Paul Pillar

Never Forget the Iraq War

Events this week in both the United States and Iraq have been marking the impending end—with the withdrawal by the end of this month of the last U.S. combat troops from Iraq—of a miserable chapter in American history, one that did not have to happen and should not have happened. President Obama has struck the appropriate notes for a commander in chief, giving primary attention to recognizing the sacrifices of those Americans—more than 1.5 million of them, as the president observed—who have served in Iraq during these past nine years. Having been clearly opposed to launching this misadventure, Mr. Obama had every right to say “I told you so” but refrained from any remark that came close to that. Besides recognizing the contributions and sacrifices of U.S. troops, he has, including in his appearances with Iraqi prime minister Maliki, looked to future issues of U.S.-Iraqi relations rather than dwelling on mistakes of the past.

The rest of us, unencumbered by a commander in chief's responsibility to maintain the respectful and reassuring tone that the president maintained, should do plenty of dwelling. We should think and talk, long and hard, about how and why the United States could ever have committed such a huge mistake. We need to do so to reduce the chance of comparable disasters in the future.

The Iraq War has not been the costliest war the United States has ever fought, but when taking into account the how and why of getting into it in the first place, the Iraq War ranks as one of the greatest blunders in American history and one of the biggest travesties in the relations of the United States with the rest of the world. The war was the project of a small, mostly neoconservative cabal that wanted to use Iraq as an experiment to inject democracy and free enterprise into the Middle East through the barrel of a gun. The cabal got much of the rest of the country to go along with their scheme by exploiting national anger and anguish over the 9/11 terrorist attack and by conjuring up scary tales of dictators giving weapons of mass destruction to terrorists.

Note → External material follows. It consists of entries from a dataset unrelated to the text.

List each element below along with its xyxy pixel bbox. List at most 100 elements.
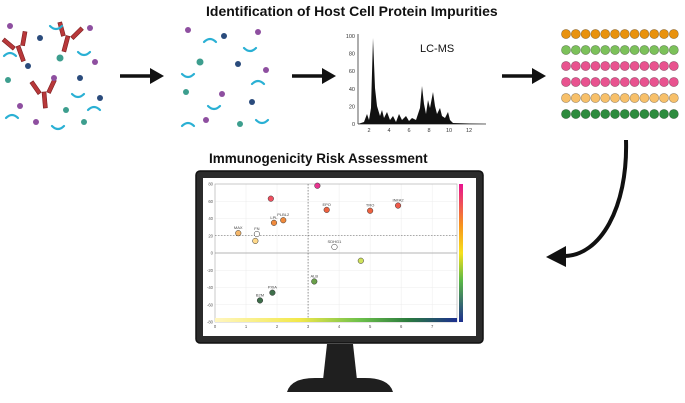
peptide-bead [580, 77, 591, 87]
peptide-row [561, 61, 679, 71]
risk-point [252, 237, 259, 244]
peptide-bead [639, 109, 650, 119]
peptide-bead [600, 93, 611, 103]
risk-point [280, 217, 287, 224]
risk-point-label: LPL [270, 215, 278, 220]
risk-y-tick: -20 [207, 268, 214, 273]
peptide-bead [590, 109, 601, 119]
risk-x-tick: 0 [214, 324, 217, 329]
peptide-bead [610, 93, 620, 103]
peptide-bead [561, 61, 571, 71]
peptide-bead [610, 61, 620, 71]
peptide-bead [590, 61, 601, 71]
title-identification: Identification of Host Cell Protein Impu… [206, 3, 498, 19]
risk-point [253, 230, 260, 238]
peptide-bead [561, 77, 571, 87]
peptide-bead [668, 45, 679, 55]
arrow-right-icon [502, 68, 546, 84]
risk-point-label: SDHG1 [328, 239, 343, 244]
peptide-bead [570, 77, 581, 87]
risk-y-tick: 40 [208, 216, 213, 221]
risk-y-tick: 60 [208, 199, 213, 204]
peptide-row [561, 93, 679, 103]
risk-x-tick: 3 [307, 324, 310, 329]
risk-y-tick: 80 [208, 182, 213, 187]
peptide-strands [2, 24, 102, 131]
chromatogram-peaks [358, 38, 486, 124]
sample-mixture-illustration [1, 21, 103, 131]
antibody-icon [1, 21, 84, 109]
risk-y-tick: -40 [207, 285, 214, 290]
peptide-bead [639, 29, 650, 39]
risk-point [311, 278, 318, 285]
peptide-bead [610, 29, 620, 39]
lcms-x-tick: 10 [446, 128, 452, 134]
peptide-bead [649, 109, 660, 119]
risk-y-tick: 20 [208, 233, 213, 238]
lcms-y-tick: 80 [349, 52, 355, 58]
lcms-chromatogram: 100 80 60 40 20 0 2 4 6 8 10 12 LC-MS [346, 34, 486, 134]
peptide-bead [629, 61, 640, 71]
peptide-bead [561, 45, 571, 55]
peptide-bead [639, 45, 650, 55]
peptide-bead [619, 93, 630, 103]
peptide-bead [668, 61, 679, 71]
peptide-bead [619, 61, 630, 71]
peptide-bead [580, 109, 591, 119]
peptide-bead [561, 29, 571, 39]
risk-point-label: MAX [234, 225, 243, 230]
lcms-x-tick: 12 [466, 128, 472, 134]
lcms-y-tick: 40 [349, 87, 355, 93]
risk-point-label: TRO [366, 203, 374, 208]
digested-proteins-illustration [180, 27, 270, 128]
peptide-bead [600, 29, 611, 39]
peptide-bead [629, 45, 640, 55]
lcms-y-tick: 20 [349, 104, 355, 110]
peptide-bead [600, 61, 611, 71]
risk-point-label: B2M [256, 292, 264, 297]
risk-point-label: EPO [322, 202, 330, 207]
peptide-bead [639, 93, 650, 103]
peptide-row [561, 77, 679, 87]
risk-point [367, 207, 374, 214]
peptide-bead [580, 29, 591, 39]
risk-point-label: FN [254, 226, 259, 231]
lcms-x-tick: 4 [387, 128, 390, 134]
peptide-bead [600, 45, 611, 55]
peptide-bead [649, 45, 660, 55]
peptide-bead [659, 61, 669, 71]
peptide-row [561, 29, 679, 39]
risk-x-tick: 1 [245, 324, 248, 329]
peptide-bead [668, 93, 679, 103]
peptide-bead [590, 45, 601, 55]
risk-point [267, 195, 274, 202]
peptide-bead [619, 109, 630, 119]
risk-y-tick: -80 [207, 320, 214, 325]
peptide-bead [570, 45, 581, 55]
peptide-bead [600, 77, 611, 87]
peptide-bead [619, 77, 630, 87]
peptide-bead [600, 109, 611, 119]
peptide-bead [629, 29, 640, 39]
peptide-bead [619, 45, 630, 55]
peptide-bead [610, 45, 620, 55]
risk-point [235, 230, 242, 237]
peptide-row [561, 45, 679, 55]
peptide-bead [619, 29, 630, 39]
peptide-bead [649, 61, 660, 71]
peptide-bead [580, 45, 591, 55]
risk-point [256, 297, 264, 304]
risk-x-tick: 2 [276, 324, 279, 329]
peptide-bead [629, 93, 640, 103]
peptide-bead [668, 109, 679, 119]
peptide-bead [570, 29, 581, 39]
lcms-x-tick: 6 [407, 128, 410, 134]
lcms-y-tick: 0 [352, 122, 355, 128]
peptide-bead [659, 77, 669, 87]
peptide-bead [570, 61, 581, 71]
protein-dots [5, 23, 103, 125]
risk-point-label: INFA2 [392, 198, 404, 203]
risk-point-label: PXIA [268, 285, 277, 290]
risk-x-tick: 7 [431, 324, 434, 329]
risk-point [269, 289, 276, 296]
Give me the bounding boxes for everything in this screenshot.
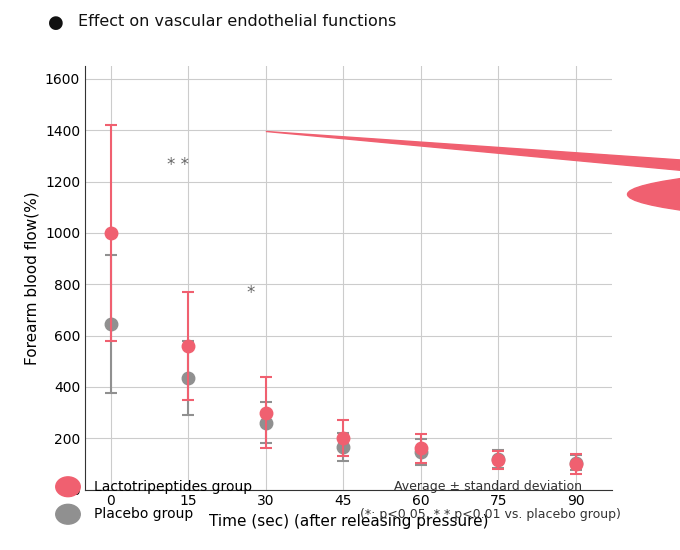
Text: *: * [246,284,254,302]
Text: Effect on vascular endothelial functions: Effect on vascular endothelial functions [78,14,396,29]
Text: (*: p<0.05, * * p<0.01 vs. placebo group): (*: p<0.05, * * p<0.01 vs. placebo group… [360,508,622,521]
Text: Average ± standard deviation: Average ± standard deviation [394,480,582,493]
Y-axis label: Forearm blood flow(%): Forearm blood flow(%) [24,191,39,365]
Text: Lactotripeptides group: Lactotripeptides group [94,480,252,494]
Text: ●: ● [48,14,63,32]
Text: Placebo group: Placebo group [94,507,193,521]
Polygon shape [266,131,680,238]
X-axis label: Time (sec) (after releasing pressure): Time (sec) (after releasing pressure) [209,514,488,529]
Text: * *: * * [167,156,189,174]
Circle shape [628,146,680,243]
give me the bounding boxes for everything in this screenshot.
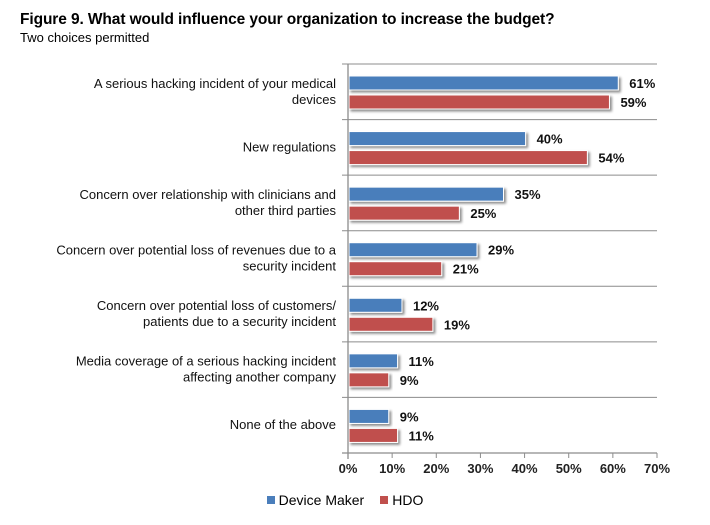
data-label-device-maker: 40% [537,132,563,147]
legend: Device Maker HDO [0,492,700,508]
x-tick-label: 50% [556,461,582,476]
category-label: A serious hacking incident of your medic… [94,76,337,107]
category-label: Concern over potential loss of customers… [97,298,337,329]
data-label-hdo: 19% [444,317,470,332]
category-label-line: A serious hacking incident of your medic… [94,76,336,91]
category-label-line: affecting another company [183,370,336,385]
bar-device-maker [348,131,527,147]
legend-swatch-device-maker [266,496,275,504]
gridlines [342,63,657,398]
data-label-device-maker: 61% [629,76,655,91]
x-axis: 0% 10% 20% 30% 40% 50% 60% 70% [339,64,670,476]
category-label-line: patients due to a security incident [143,314,336,329]
legend-item-device-maker: Device Maker [266,492,365,508]
bar-hdo [348,427,399,443]
bar-device-maker [348,242,478,258]
data-label-device-maker: 11% [409,354,435,369]
legend-label-device-maker: Device Maker [278,492,365,508]
data-labels: 61% 59% 40% 54% 35% 25% 29% 21% 12% 19% 11% 9% 9% 11% [400,76,656,443]
x-tick-label: 40% [512,461,538,476]
legend-label-hdo: HDO [392,492,424,508]
category-label-line: Concern over relationship with clinician… [79,187,336,202]
x-tick-label: 0% [339,461,358,476]
category-label-line: New regulations [243,139,337,154]
category-label: None of the above [230,417,336,432]
data-label-hdo: 59% [620,95,646,110]
category-label-line: devices [292,92,337,107]
category-label-line: other third parties [235,203,337,218]
category-label-line: Media coverage of a serious hacking inci… [76,354,337,369]
data-label-device-maker: 12% [413,298,439,313]
x-tick-label: 60% [600,461,626,476]
category-label: Concern over potential loss of revenues … [56,243,336,274]
bar-hdo [348,150,588,166]
bars [348,75,619,443]
x-tick-label: 20% [423,461,449,476]
bar-device-maker [348,408,390,424]
x-tick-label: 10% [379,461,405,476]
bar-device-maker [348,75,619,91]
bar-hdo [348,94,610,110]
legend-swatch-hdo [380,496,389,504]
category-label: Concern over relationship with clinician… [79,187,336,218]
category-label-line: security incident [243,259,337,274]
category-label: New regulations [243,139,337,154]
data-label-hdo: 9% [400,373,419,388]
category-label-line: Concern over potential loss of revenues … [56,243,336,258]
bar-hdo [348,261,443,277]
data-label-hdo: 25% [470,206,496,221]
bar-device-maker [348,186,504,202]
data-label-device-maker: 29% [488,243,514,258]
x-tick-label: 30% [467,461,493,476]
data-label-device-maker: 35% [515,187,541,202]
bar-hdo [348,372,390,388]
data-label-hdo: 54% [598,151,624,166]
category-label-line: Concern over potential loss of customers… [97,298,337,313]
data-label-hdo: 11% [409,428,435,443]
category-label: Media coverage of a serious hacking inci… [76,354,337,385]
data-label-hdo: 21% [453,262,479,277]
legend-item-hdo: HDO [380,492,423,508]
chart-subtitle: Two choices permitted [20,30,150,45]
bar-hdo [348,205,460,221]
category-label-line: None of the above [230,417,336,432]
data-label-device-maker: 9% [400,409,419,424]
chart-title: Figure 9. What would influence your orga… [20,11,555,28]
bar-device-maker [348,297,403,313]
bar-device-maker [348,353,399,369]
category-labels: A serious hacking incident of your medic… [56,76,336,432]
bar-hdo [348,316,434,332]
x-tick-label: 70% [644,461,670,476]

A ledger on the war assembled by the Center for American Progress summarizes some of the huge costs. There are, first and foremost of course, the nearly 4,500 members of the U.S. military who have made the ultimate sacrifice. That's about one and a half times the death toll of 9/11, the terrorist event that the promoters of the war repeatedly linked with Iraq in order to sell their project. Over 32,000 Americans were wounded—many of them grievously maimed from combat that in earlier wars, when today's body armor was not used, would have killed them. Among Iraqis—the people whom we were supposedly rescuing from a savage dictator—over 100,000 civilians have been killed, and more than 2.8 million have been driven from their homes as either refugees or internally displaced persons. And the bloodshed and civil strife in Iraq are far from over.

The direct monetary cost to the United States of Operation Iraqi Freedom has been over $800 billion. Projections cited in the CAP report of the total cost of health care and disability benefits for veterans of the Iraq War range from $422 billion to $717 billion. Add that to the direct cost of military operations and, by way of comparison, we are in the same range as the $1.4 trillion that the Congressional supercommittee was supposed to find in deficit reductions over ten years. There are in addition many other follow-on costs, from replacement of military equipment to indirect economic effects, that have led some economists to estimate the total cost of this war to be more like $3 trillion.

The political, diplomatic and strategic costs are not quantifiable but vast. The United States severely damaged its image and standing in the rest of the world, especially in predominantly Muslim countries, with everything such damage implies in terms of getting or not getting cooperation in pursuit of U.S. interests. The war has boosted extremist sentiment and ideology, hatred of the United States, and international terrorism that is fueled by both. It has increased the regional influence of Iran. Far from leading to a spread of democracy several years ago, it soured many Middle Easterners on the idea of transitioning to democracy. And the war has been a huge preoccupation and diversion, using up time, attention and diplomatic chits that otherwise could have been applied to other U.S. interests.

Learning from this blunder does not simply mean not using force overseas rather than using it. There may be an Iraq syndrome that echoes the Vietnam syndrome of an earlier generation, but just accepting that would be a crude response and not necessarily the best lesson. We need to reflect on the specific attributes of this experience—involving the decision to go to war at least as much as the war itself—that made it so pathological.